Mr. Winter even found himself taking a few iPhone pictures during firefights while he was shooting video with his single-lens reflex (a Canon EOS 5D Mark II, as long as we’re on the subject). The Hipstamatic app forced him to wait about 10 seconds between photos, so each one had to count.
That's an interesting point about the 10-second delay with the Hipstamatic, something I've found true as well. (There's not much of a delay when shooting low-res pictures for web use, but it does take the Hipstamatic about 10 seconds to do all the processing for a high-res image that makes full use of the camera's resolution.)

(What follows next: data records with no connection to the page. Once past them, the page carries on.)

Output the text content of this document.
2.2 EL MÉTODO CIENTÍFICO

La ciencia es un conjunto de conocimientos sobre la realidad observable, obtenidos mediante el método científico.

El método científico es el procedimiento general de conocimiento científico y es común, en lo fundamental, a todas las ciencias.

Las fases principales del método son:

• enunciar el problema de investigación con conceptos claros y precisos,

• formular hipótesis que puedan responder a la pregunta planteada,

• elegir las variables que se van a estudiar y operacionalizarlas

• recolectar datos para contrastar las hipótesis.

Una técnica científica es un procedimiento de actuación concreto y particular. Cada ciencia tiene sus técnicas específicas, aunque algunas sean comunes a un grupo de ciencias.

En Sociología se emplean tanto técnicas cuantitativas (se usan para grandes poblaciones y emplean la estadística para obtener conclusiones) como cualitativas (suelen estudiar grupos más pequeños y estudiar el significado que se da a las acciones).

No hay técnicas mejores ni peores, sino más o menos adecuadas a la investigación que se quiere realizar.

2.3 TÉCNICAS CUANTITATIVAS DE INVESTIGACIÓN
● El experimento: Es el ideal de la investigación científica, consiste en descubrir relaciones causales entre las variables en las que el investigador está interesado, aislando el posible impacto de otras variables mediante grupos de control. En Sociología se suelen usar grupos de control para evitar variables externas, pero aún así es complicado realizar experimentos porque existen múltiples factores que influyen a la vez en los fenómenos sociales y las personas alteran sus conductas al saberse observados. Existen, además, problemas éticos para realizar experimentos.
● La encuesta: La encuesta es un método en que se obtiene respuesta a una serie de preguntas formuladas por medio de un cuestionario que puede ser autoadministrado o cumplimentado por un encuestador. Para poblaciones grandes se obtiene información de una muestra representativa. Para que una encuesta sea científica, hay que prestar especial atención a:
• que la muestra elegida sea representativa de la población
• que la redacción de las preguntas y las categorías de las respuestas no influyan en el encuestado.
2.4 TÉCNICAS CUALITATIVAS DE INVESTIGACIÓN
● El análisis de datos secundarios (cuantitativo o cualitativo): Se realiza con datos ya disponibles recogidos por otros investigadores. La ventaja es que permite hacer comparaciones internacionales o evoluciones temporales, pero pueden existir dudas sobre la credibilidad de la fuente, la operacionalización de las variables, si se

In 10 seconds, a conventional modern photojournalist might shoot dozens of images of an important scene in order to make sure they captured just the right instant. Winter is right -- the delay forces you think about what your are doing, and fosters a much more deliberate sort of photography. It's like going back to a much earlier era in photography, when Henri Cartier-Bresson, for example, did not have access to motor drives, burst modes, or even rapid advance levers. He had to advance the film by winding the film-advance knob by hand. It didn't take 10 seconds, but it did preclude getting a second shot of "the decisive moment." It forced him to focus his attention.

There's an extended slideshow of nineteen of Winter's Hipstamatic images at the Lens blog. Take a look -- they're excellent.

1 comment:

Cybergabi said...

Thanks for pointing this out - I had completely missed it. But I am glad Hipsta goes mainstream. And I am in total agreement with what you write about being more careful with your framing and getting it right the first time.